Marc Jeannerod a entièrement renouvelé la conception de l’activité mentale de l’époque.

Biographie

Marc Jeannerod est né le 12 décembre 1935 à Lyon. Il a mené ses études secondaires au lycée à l’Externat Sainte-Marie et ses études supérieures aux universités de médecine et des sciences de Lyon. 

  • Interne des hôpitaux de Lyon (1961).
  • Docteur en médecine (1965).
  • Attaché-assistant de sciences fondamentales, laboratoire de médecine expérimentale, faculté de médecine de Lyon (1966–1968), assistant d’électro-encéphalographie, hôpital neurologique à Lyon (1967–1968).
  • Diplôme d’études approfondies de physiologie animale, faculté des sciences de Lyon (1968).
  • Attaché de recherches Inserm (1968), chargé de recherches Inserm (1969).
  • Maître de conférences agrégé à l’université Claude-Bernard de Lyon (1970).
  • Créateur et directeur de l’unité de recherche Inserm 94 “Neuropsychologie expérimentale” (1975–1989) devenue “Vision et motricité”, Centre hospitalier Le Vinatier, Bron, Lyon (1990–1997).
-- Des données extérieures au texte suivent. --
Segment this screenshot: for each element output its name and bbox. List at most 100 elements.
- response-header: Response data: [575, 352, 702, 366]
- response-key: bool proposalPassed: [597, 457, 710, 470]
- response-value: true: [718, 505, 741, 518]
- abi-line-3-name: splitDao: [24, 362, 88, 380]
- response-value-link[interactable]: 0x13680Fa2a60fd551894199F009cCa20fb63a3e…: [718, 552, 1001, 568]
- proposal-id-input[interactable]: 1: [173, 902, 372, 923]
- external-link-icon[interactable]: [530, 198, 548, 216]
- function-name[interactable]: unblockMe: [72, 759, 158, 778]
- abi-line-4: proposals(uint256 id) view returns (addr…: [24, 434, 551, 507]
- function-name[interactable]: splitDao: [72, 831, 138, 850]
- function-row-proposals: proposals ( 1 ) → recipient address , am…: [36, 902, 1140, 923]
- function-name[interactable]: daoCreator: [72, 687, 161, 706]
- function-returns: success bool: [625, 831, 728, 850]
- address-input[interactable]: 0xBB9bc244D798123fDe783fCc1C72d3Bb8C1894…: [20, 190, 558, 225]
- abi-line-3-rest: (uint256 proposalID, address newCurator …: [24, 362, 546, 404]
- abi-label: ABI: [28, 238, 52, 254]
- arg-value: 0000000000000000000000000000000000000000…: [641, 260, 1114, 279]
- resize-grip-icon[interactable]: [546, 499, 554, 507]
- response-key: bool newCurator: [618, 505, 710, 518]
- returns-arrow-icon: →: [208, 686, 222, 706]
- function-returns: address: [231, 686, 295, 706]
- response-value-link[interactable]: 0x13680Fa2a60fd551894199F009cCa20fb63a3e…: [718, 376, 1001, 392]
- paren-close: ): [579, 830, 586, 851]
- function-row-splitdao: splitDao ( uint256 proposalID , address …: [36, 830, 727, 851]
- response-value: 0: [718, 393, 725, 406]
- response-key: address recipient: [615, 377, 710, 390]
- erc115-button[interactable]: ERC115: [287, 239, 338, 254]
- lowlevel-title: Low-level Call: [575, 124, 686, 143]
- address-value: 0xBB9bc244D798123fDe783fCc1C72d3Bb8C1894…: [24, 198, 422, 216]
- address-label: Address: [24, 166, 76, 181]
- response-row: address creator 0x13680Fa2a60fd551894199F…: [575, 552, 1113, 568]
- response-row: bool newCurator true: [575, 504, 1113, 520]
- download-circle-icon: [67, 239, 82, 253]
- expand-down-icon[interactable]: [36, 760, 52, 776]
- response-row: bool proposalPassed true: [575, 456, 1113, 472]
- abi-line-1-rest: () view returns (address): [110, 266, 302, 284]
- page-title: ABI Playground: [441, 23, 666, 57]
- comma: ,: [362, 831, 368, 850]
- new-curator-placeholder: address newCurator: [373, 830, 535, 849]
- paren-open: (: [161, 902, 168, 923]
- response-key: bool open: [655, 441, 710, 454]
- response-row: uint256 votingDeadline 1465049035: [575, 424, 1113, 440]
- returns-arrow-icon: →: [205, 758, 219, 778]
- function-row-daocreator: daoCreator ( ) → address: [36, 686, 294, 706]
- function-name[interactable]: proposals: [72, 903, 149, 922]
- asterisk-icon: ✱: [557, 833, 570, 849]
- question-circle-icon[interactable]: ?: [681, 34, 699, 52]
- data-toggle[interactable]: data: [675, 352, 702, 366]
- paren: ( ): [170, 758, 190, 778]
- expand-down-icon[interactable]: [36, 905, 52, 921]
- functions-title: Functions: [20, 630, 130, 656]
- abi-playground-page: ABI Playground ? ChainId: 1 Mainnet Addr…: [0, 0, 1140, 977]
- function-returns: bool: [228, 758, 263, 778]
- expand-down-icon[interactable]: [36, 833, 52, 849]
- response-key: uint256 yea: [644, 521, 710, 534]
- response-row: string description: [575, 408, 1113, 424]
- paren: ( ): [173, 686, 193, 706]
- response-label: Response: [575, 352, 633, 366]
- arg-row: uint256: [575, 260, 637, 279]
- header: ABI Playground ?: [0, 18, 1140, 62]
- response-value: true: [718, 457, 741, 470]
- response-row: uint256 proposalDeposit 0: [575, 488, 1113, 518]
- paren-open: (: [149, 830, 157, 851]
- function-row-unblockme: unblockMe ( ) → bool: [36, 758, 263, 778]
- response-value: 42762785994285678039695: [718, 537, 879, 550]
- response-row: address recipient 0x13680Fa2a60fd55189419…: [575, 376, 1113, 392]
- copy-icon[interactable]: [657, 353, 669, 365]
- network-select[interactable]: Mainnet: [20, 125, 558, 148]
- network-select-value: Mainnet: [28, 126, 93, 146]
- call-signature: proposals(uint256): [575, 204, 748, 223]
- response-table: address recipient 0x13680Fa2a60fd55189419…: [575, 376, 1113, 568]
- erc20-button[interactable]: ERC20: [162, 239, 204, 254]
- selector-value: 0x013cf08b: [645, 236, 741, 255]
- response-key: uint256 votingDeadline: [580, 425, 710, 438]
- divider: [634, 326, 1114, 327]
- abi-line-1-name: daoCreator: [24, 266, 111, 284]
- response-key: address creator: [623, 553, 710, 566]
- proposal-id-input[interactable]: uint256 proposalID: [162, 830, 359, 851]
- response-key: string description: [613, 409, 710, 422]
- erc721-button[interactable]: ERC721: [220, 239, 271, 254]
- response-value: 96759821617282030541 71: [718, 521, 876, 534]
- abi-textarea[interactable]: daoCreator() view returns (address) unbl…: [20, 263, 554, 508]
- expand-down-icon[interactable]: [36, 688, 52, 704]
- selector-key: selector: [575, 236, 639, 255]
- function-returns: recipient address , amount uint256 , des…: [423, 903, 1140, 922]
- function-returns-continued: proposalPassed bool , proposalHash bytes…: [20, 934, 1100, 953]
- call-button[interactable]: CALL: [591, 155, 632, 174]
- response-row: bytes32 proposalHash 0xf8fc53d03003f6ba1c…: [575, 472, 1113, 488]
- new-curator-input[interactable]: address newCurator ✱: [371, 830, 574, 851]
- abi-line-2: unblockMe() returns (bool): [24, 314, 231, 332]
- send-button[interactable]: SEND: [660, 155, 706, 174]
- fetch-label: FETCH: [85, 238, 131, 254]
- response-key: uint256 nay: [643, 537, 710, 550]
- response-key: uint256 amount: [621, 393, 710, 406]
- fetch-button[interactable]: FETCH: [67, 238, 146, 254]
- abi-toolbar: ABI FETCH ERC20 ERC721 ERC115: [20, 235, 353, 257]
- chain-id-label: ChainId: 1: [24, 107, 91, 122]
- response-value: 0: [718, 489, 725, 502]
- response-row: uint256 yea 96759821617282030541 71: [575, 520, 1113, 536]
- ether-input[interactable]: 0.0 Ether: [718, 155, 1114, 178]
Claude Prabang lui succède en 1998, l’intitulé de l’unité étant alors “Espace et action”. 
  • Directeur de l’Institut des sciences cognitives, unité mixte de recherche 5015 du CNRS (1997–2003).
  • Professeur émérite de l‘université Claude-Bernard de Lyon. 

Marc Jeannerod est décédé à Lyon, le 1er juillet 2011. 

Instances scientifiques

  • Membre de la commission scientifique spécialisée (CSS) de l’Inserm « Neurologie, neurophysiologie, psychologie et psychiatrie » (1968–1974).
  • Vice-président de la CSS » Système nerveux central et organes des sens, système musculaire, squelettique, pathologie mentale : physiologie, physiopathologie, pharmacologie, recherche clinique » (1983–1986).

Sociétés savantes – Académies

  • Membre de la Société de biologie de Lyon, de l’Association des physiologistes de langue française, de la Société d’électro-encéphalographie et de neurophysiologie clinique, de l’Association des psychologues de langue française. 
  • Membre de l’European Brain and Behavior Society, de l’International Brain Research Organization.
  • Correspondant (1996) puis membre (2002) de l’Académie des sciences – Institut de France. 

Prix – Distinctions

  • Prix Montyon de l’Académie des sciences – Institut de France (1984).
  • Membre de l’Academia Europaea (1989).
  • Docteur honoris causa des universités de Lausanne (1993), de Buenos-Aires (1996) et de l’université catholique de Louvain (2009).
  • Chevalier de la Légion d’honneur.